Well, humans are quite clever, I'll give us that, but no amount of cleverness is going to get a 10,000 pound metal box full of bobbleheads from a factory in Asia across the oceans on a quarter-mile-long floating warehouse without gobs of oil. It’s difficult to get a sense for how much energy is in fossil fuels until you start to play with the numbers. A gallon of gasoline, used in a standard small engine, will put out about as much work as a human will in three 40hr weeks. A barrel of oil represents about 2.3 years of one human’s manual labor.[source]

We didn't work to build this level of wealth, we cleverly harnessed the energetic potential of a bunch of ancient algae goop. Which is getting more and more expensive to harness, by the way, and there remains no hint of an alternative energy source on the horizon which can run society in the manner to which we've all become accustomed.

What I'm driving at here, is that we 21st century people are all a bunch of lucky bastards, and we ought not to forget it. We got super lucky to be alive during the period of time when humans are mainlining fossil fuels like it's going out of style. To be born in this period of time is to win the material wealth lottery. People who win the lottery aren't entitled to a million dollars, they just got lucky.

Unfortunately, this isn't what our Story tells us. Our Story tells us we deserve this, and fails to even mention how utterly singular the effect of fossil fuels is on our relationship to material wealth.

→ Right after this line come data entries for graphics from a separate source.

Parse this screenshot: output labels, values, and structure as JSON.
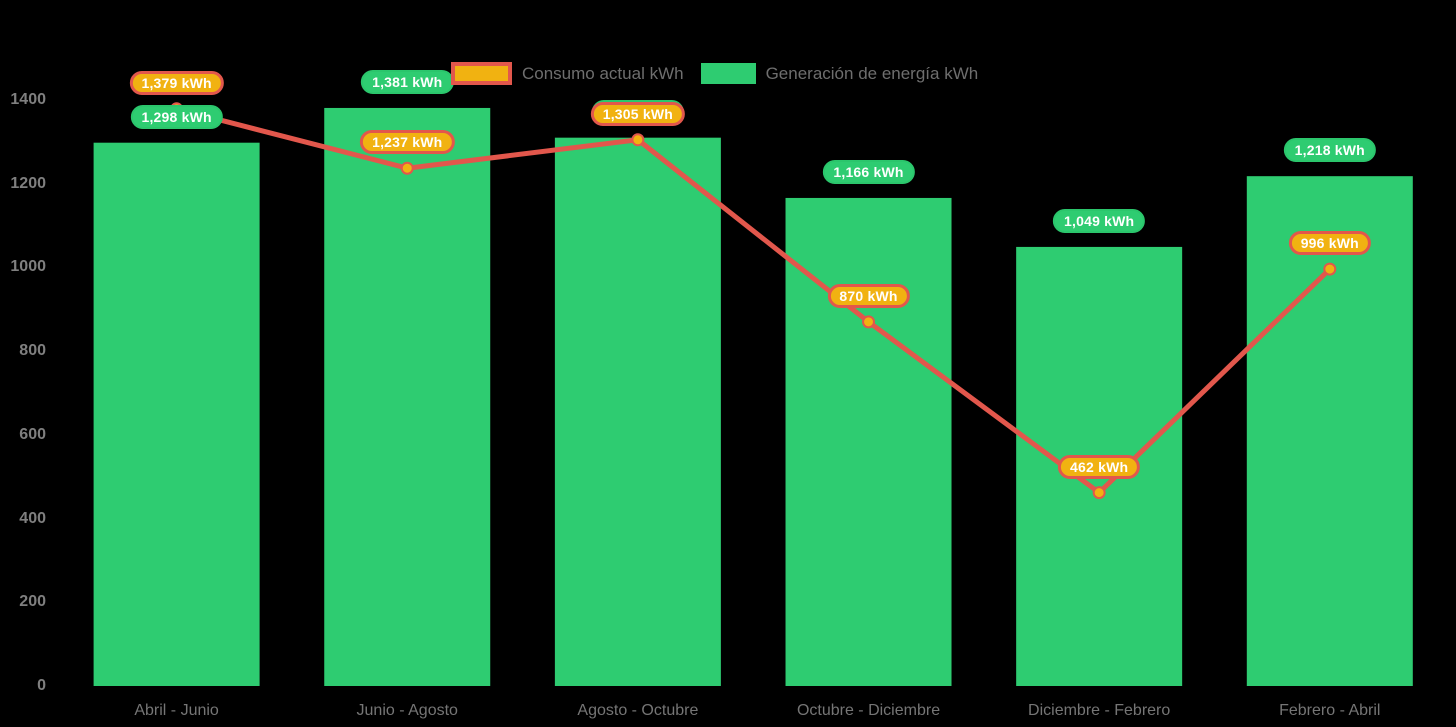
{
  "chart_data": {
    "type": "combo (bar + line)",
    "categories": [
      "Abril - Junio",
      "Junio - Agosto",
      "Agosto - Octubre",
      "Octubre - Diciembre",
      "Diciembre - Febrero",
      "Febrero - Abril"
    ],
    "series": [
      {
        "name": "Generación de energía kWh",
        "kind": "bar",
        "color": "#2ECC71",
        "values": [
          1298,
          1381,
          1310,
          1166,
          1049,
          1218
        ],
        "labels": [
          "1,298 kWh",
          "1,381 kWh",
          "1,310 kWh",
          "1,166 kWh",
          "1,049 kWh",
          "1,218 kWh"
        ],
        "label_visible": [
          true,
          true,
          false,
          true,
          true,
          true
        ]
      },
      {
        "name": "Consumo actual kWh",
        "kind": "line",
        "color": "#E2574C",
        "marker_color": "#F1B211",
        "values": [
          1379,
          1237,
          1305,
          870,
          462,
          996
        ],
        "labels": [
          "1,379 kWh",
          "1,237 kWh",
          "1,305 kWh",
          "870 kWh",
          "462 kWh",
          "996 kWh"
        ]
      }
    ],
    "title": "",
    "xlabel": "",
    "ylabel": "",
    "ylim": [
      0,
      1400
    ],
    "yticks": [
      0,
      200,
      400,
      600,
      800,
      1000,
      1200,
      1400
    ],
    "grid": false,
    "legend_position": "top",
    "background": "#000000"
  },
  "colors": {
    "bar_green": "#2ECC71",
    "line_red": "#E2574C",
    "marker_gold": "#F1B211",
    "pill_text": "#ffffff",
    "axis_text": "#7f7f7f",
    "legend_text": "#6e6e6e"
  }
}
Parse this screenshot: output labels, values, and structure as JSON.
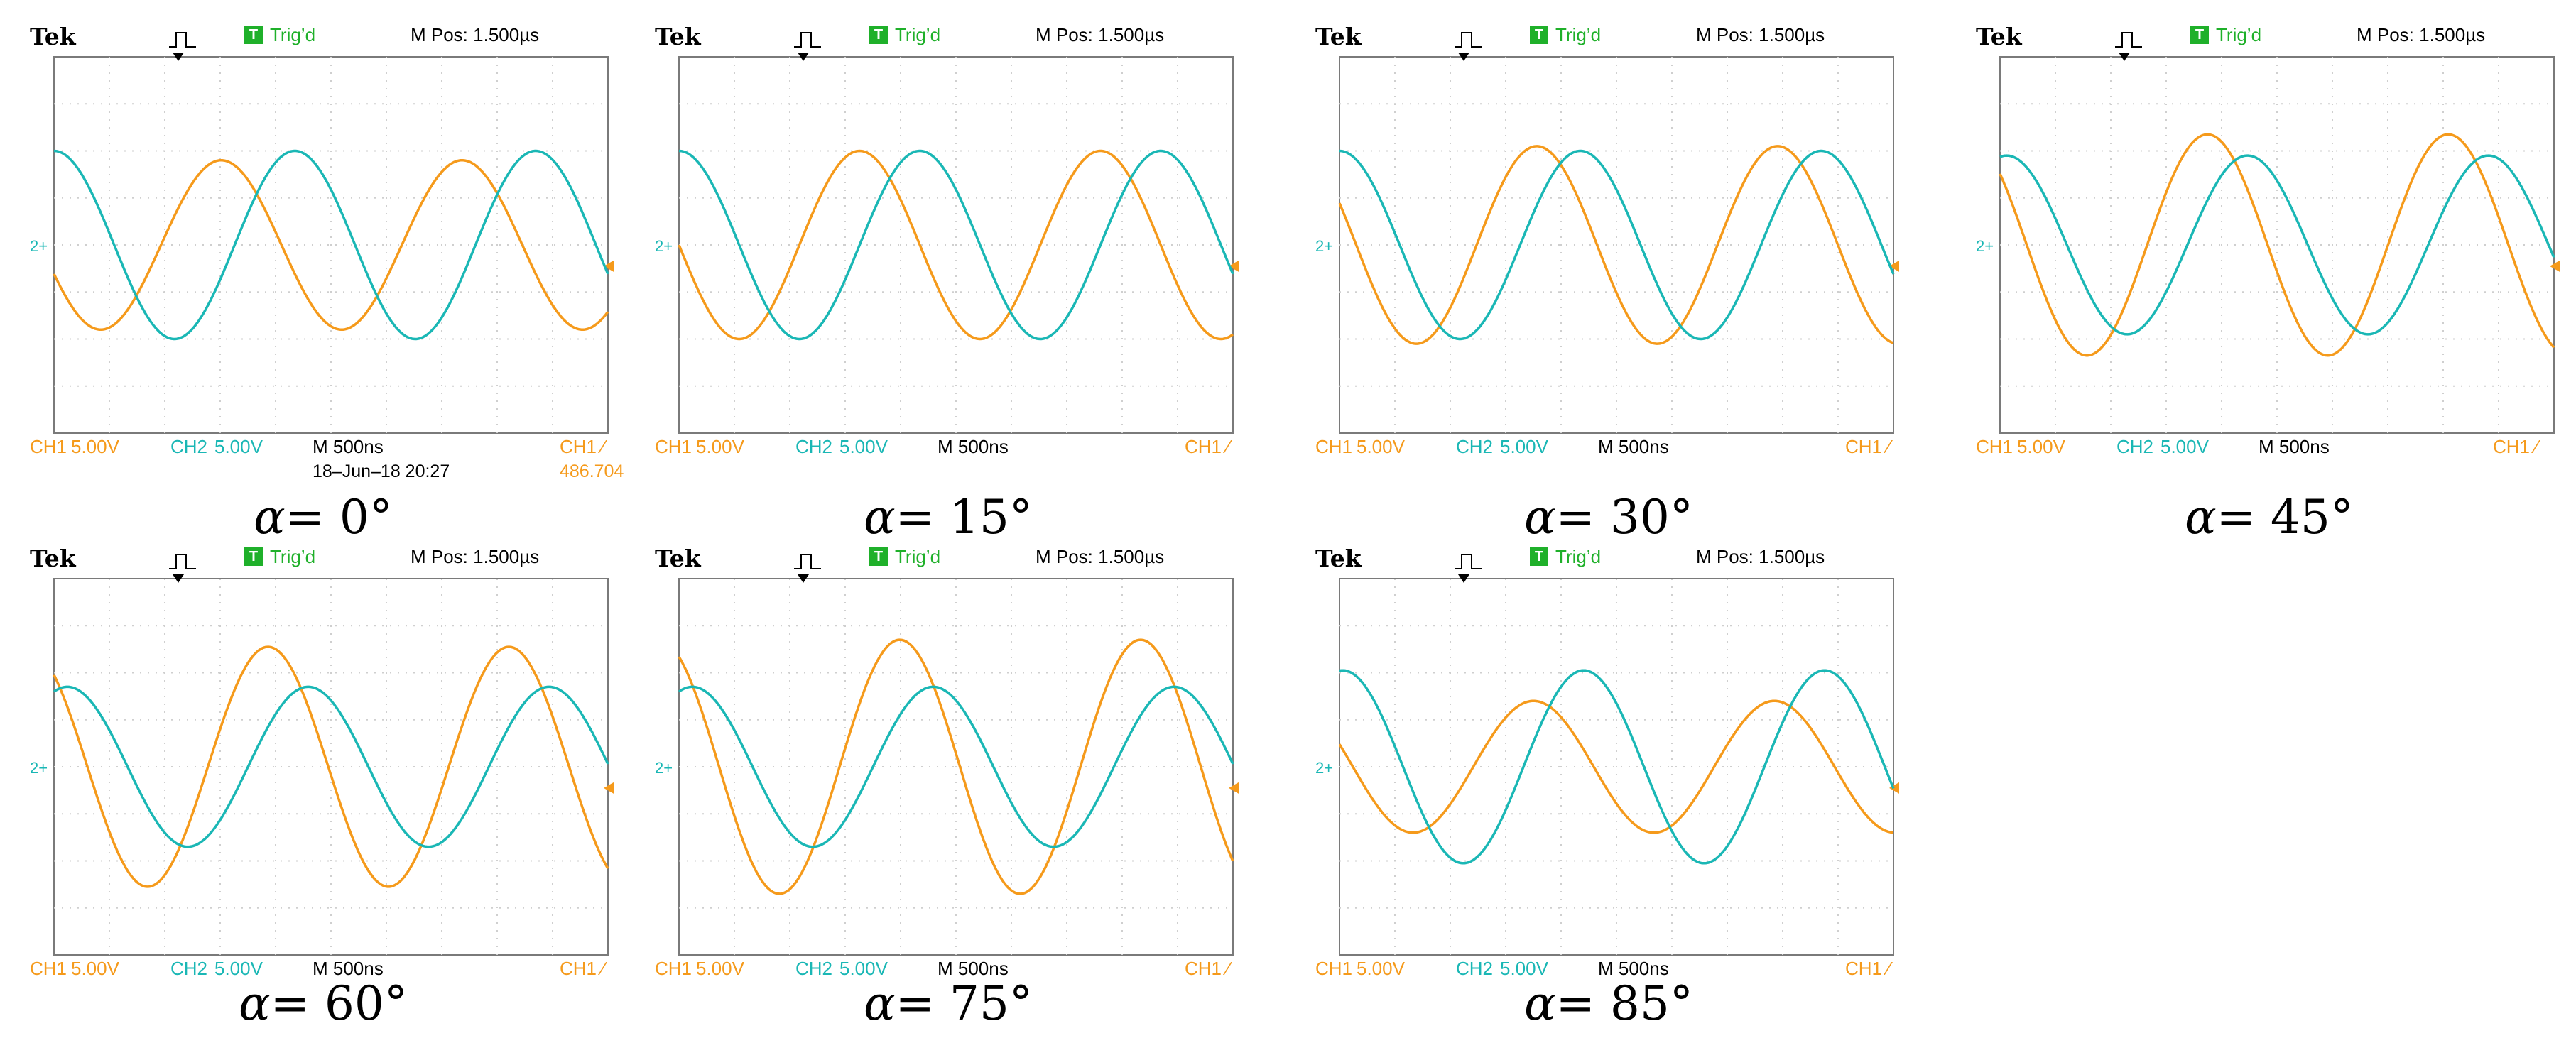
{
  "colors": {
    "ch1": "#f59a1b",
    "ch2": "#1ab7b5",
    "trig": "#1fb02a",
    "grid": "#cfcfcf"
  },
  "scope_common": {
    "brand": "Tek",
    "trig_box": "T",
    "trig_status": "Trig’d",
    "m_pos": "M Pos: 1.500µs",
    "ch1_label": "CH1",
    "ch1_scale": "5.00V",
    "ch2_label": "CH2",
    "ch2_scale": "5.00V",
    "timebase": "M 500ns",
    "ch1_trigger": "CH1 ⁄",
    "ch2_ground_marker": "2+",
    "trigger_icon": "trigger-pulse-icon"
  },
  "panels": [
    {
      "caption_symbol": "α",
      "caption_value": "= 0°",
      "footer_date": "18–Jun–18 20:27",
      "footer_freq": "486.704",
      "ch2_marker_dash": false
    },
    {
      "caption_symbol": "α",
      "caption_value": "= 15°",
      "ch2_marker_dash": true
    },
    {
      "caption_symbol": "α",
      "caption_value": "= 30°",
      "ch2_marker_dash": true
    },
    {
      "caption_symbol": "α",
      "caption_value": "= 45°",
      "ch2_marker_dash": false
    },
    {
      "caption_symbol": "α",
      "caption_value": "= 60°",
      "ch2_marker_dash": true
    },
    {
      "caption_symbol": "α",
      "caption_value": "= 75°",
      "ch2_marker_dash": false
    },
    {
      "caption_symbol": "α",
      "caption_value": "= 85°",
      "ch2_marker_dash": false
    }
  ],
  "chart_data": [
    {
      "type": "line",
      "alpha_deg": 0,
      "x_divisions": 10,
      "y_divisions": 8,
      "time_per_div_ns": 500,
      "series": [
        {
          "name": "CH1",
          "amplitude_div": 1.8,
          "phase_deg": 200,
          "cycles": 2.3
        },
        {
          "name": "CH2",
          "amplitude_div": 2.0,
          "phase_deg": 90,
          "cycles": 2.3
        }
      ]
    },
    {
      "type": "line",
      "alpha_deg": 15,
      "x_divisions": 10,
      "y_divisions": 8,
      "time_per_div_ns": 500,
      "series": [
        {
          "name": "CH1",
          "amplitude_div": 2.0,
          "phase_deg": 180,
          "cycles": 2.3
        },
        {
          "name": "CH2",
          "amplitude_div": 2.0,
          "phase_deg": 90,
          "cycles": 2.3
        }
      ]
    },
    {
      "type": "line",
      "alpha_deg": 30,
      "x_divisions": 10,
      "y_divisions": 8,
      "time_per_div_ns": 500,
      "series": [
        {
          "name": "CH1",
          "amplitude_div": 2.1,
          "phase_deg": 155,
          "cycles": 2.3
        },
        {
          "name": "CH2",
          "amplitude_div": 2.0,
          "phase_deg": 90,
          "cycles": 2.3
        }
      ]
    },
    {
      "type": "line",
      "alpha_deg": 45,
      "x_divisions": 10,
      "y_divisions": 8,
      "time_per_div_ns": 500,
      "series": [
        {
          "name": "CH1",
          "amplitude_div": 2.35,
          "phase_deg": 140,
          "cycles": 2.3
        },
        {
          "name": "CH2",
          "amplitude_div": 1.9,
          "phase_deg": 80,
          "cycles": 2.3
        }
      ]
    },
    {
      "type": "line",
      "alpha_deg": 60,
      "x_divisions": 10,
      "y_divisions": 8,
      "time_per_div_ns": 500,
      "series": [
        {
          "name": "CH1",
          "amplitude_div": 2.55,
          "phase_deg": 130,
          "cycles": 2.3
        },
        {
          "name": "CH2",
          "amplitude_div": 1.7,
          "phase_deg": 70,
          "cycles": 2.3
        }
      ]
    },
    {
      "type": "line",
      "alpha_deg": 75,
      "x_divisions": 10,
      "y_divisions": 8,
      "time_per_div_ns": 500,
      "series": [
        {
          "name": "CH1",
          "amplitude_div": 2.7,
          "phase_deg": 120,
          "cycles": 2.3
        },
        {
          "name": "CH2",
          "amplitude_div": 1.7,
          "phase_deg": 70,
          "cycles": 2.3
        }
      ]
    },
    {
      "type": "line",
      "alpha_deg": 85,
      "x_divisions": 10,
      "y_divisions": 8,
      "time_per_div_ns": 500,
      "series": [
        {
          "name": "CH1",
          "amplitude_div": 1.4,
          "phase_deg": 160,
          "cycles": 2.3
        },
        {
          "name": "CH2",
          "amplitude_div": 2.05,
          "phase_deg": 85,
          "cycles": 2.3
        }
      ]
    }
  ]
}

You know what you deserve, just for being a human being? You deserve to be treated with dignity and respect. You deserve to love and to be loved. You deserve to live in an environment full of nice living things (like trees and snakes and fishes and stuff), and devoid of toxins that break you down at the cellular level. You deserve to stare up at the starry sky while snuggled up with your lover, with no cares on your mind at that moment except how you're going to make your partner laugh or gasp next. You deserve to dance, sing, be with friends, work with your hands, cry when you're sad, laugh when you're happy, work on a piece of art (whatever that looks like to you) because you've got something inside you that wants to get out, daydream, smell the desert before a rain, and feel spring breezes in your hair. As a child you deserve to be cared for and looked after. As an elder you deserve to be respected and listened to and looked after. You deserve to die well, surrounded by loved ones and a sense of meaning, or in an epic battle of your choosing if that's your jam.

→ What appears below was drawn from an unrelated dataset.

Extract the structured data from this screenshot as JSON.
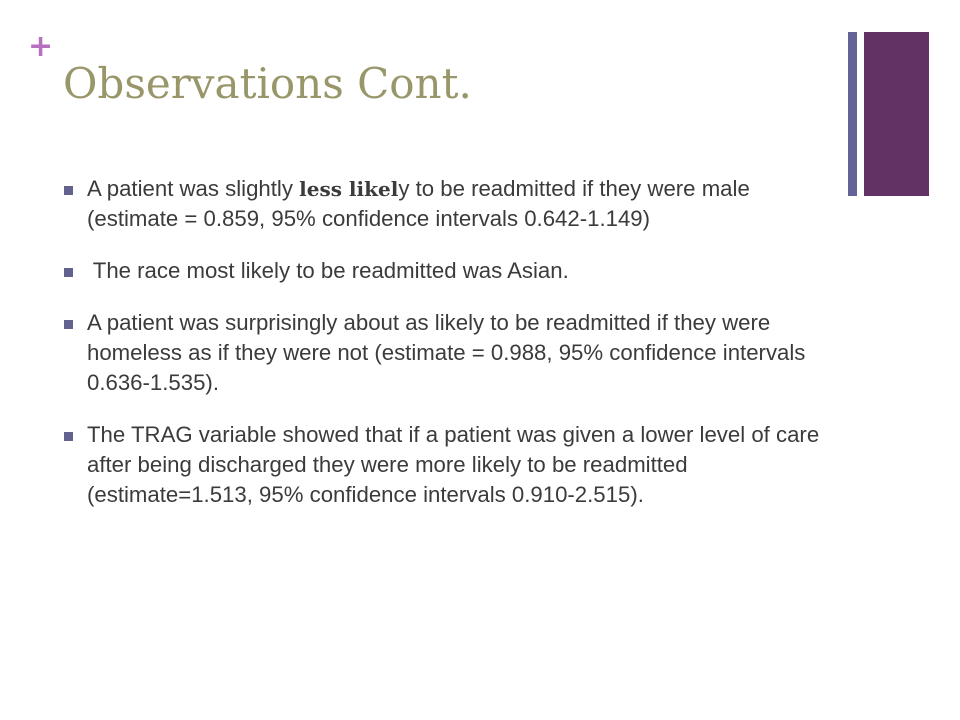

These things that we deserve aren't actually hard to get. Or rather, they don't require a lot of money, or demand that we work like maniacs for decades before getting a taste of them. They certainly don't require a monstrous fossil fuel based society that is running us off a cliff. It's possible that our sense of entitlement is preventing us from getting those things we so richly deserve.

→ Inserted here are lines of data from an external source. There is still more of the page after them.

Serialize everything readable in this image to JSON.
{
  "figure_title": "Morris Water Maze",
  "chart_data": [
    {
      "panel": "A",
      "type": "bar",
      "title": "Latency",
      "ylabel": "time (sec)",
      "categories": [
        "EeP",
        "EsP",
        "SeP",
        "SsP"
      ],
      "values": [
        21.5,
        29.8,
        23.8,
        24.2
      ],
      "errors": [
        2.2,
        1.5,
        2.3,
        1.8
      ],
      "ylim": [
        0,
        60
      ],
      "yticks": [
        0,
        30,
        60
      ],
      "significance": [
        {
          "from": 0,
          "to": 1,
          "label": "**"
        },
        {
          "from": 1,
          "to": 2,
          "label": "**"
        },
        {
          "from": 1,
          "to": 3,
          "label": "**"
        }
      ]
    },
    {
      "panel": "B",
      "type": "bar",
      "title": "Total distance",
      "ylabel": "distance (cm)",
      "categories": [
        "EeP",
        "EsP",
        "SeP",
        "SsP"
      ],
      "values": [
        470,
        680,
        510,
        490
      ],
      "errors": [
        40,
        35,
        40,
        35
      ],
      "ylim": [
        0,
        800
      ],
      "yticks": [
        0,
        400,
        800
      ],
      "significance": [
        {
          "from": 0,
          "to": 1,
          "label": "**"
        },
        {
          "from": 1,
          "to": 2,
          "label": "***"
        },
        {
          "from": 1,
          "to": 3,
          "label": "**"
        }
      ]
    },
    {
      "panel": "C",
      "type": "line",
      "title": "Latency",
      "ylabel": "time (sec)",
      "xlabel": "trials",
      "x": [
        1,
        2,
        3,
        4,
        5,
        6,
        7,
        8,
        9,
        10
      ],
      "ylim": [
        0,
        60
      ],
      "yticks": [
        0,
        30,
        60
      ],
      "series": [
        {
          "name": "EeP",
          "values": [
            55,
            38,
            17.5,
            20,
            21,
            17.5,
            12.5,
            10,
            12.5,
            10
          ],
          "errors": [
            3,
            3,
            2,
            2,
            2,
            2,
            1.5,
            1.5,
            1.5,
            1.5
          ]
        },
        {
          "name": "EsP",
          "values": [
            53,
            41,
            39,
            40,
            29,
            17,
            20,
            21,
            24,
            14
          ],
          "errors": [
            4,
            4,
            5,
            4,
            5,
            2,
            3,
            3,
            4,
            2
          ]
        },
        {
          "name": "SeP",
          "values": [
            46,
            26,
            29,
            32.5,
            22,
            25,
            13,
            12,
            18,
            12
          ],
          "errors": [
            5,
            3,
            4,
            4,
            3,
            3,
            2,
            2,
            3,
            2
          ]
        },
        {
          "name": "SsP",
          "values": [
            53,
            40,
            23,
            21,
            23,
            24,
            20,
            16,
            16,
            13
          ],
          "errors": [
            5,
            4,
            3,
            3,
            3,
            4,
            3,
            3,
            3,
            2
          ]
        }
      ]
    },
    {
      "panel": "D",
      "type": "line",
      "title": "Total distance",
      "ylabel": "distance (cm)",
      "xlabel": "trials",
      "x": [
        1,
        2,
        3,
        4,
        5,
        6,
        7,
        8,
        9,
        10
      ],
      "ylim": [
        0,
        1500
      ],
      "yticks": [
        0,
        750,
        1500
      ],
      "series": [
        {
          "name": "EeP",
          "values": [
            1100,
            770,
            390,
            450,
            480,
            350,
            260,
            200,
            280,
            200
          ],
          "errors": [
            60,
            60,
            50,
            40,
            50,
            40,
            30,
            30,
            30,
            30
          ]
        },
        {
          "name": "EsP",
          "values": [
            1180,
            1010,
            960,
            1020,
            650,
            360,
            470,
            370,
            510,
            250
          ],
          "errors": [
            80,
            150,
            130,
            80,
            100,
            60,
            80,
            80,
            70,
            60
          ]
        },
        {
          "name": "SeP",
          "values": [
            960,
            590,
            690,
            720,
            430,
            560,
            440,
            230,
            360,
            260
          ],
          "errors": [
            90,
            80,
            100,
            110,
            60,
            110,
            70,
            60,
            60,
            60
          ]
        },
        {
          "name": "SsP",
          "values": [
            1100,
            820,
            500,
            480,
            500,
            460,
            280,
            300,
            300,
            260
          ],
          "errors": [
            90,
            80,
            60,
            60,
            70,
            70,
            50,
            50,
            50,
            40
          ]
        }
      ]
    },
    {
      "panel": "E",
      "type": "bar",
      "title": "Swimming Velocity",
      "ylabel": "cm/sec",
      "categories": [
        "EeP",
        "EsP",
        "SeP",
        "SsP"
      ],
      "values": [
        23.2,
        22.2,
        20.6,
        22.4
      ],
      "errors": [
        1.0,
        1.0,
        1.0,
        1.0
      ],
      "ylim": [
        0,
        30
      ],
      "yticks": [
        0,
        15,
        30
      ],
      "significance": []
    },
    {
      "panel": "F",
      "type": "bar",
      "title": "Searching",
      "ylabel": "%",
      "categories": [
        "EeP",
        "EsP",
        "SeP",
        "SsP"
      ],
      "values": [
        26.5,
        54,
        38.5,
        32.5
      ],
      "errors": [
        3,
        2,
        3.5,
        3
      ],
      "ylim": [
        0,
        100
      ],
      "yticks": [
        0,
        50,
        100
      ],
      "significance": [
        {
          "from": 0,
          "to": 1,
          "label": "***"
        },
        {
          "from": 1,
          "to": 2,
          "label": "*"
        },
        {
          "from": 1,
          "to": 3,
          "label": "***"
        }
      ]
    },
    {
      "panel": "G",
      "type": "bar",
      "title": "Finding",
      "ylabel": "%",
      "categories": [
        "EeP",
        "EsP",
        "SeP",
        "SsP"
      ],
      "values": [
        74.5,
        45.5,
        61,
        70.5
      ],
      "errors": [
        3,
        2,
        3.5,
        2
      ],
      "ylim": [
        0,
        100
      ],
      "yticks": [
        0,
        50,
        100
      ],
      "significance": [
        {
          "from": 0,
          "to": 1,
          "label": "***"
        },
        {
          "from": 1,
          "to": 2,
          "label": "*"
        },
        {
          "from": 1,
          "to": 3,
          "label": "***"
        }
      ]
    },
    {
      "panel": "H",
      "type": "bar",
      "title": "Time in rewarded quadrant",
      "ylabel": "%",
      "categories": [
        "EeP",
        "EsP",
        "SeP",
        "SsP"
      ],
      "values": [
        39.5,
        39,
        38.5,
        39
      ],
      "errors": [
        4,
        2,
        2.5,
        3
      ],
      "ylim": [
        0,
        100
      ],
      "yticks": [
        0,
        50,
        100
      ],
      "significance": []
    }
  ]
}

My intent is to uproot as much of my culturally-instilled sense of entitlement as I can, in order to lower the barriers between myself and the Actual Good Life. To decouple in my mind the connection between "converting stuff into waste" and "my just rewards". To cultivate the idea that the true and lovely things in life are in fact easy to attain, if I can somehow avoid the distraction of entitlement to a completely once-in-a-species'-lifetime jackpot of material abundance.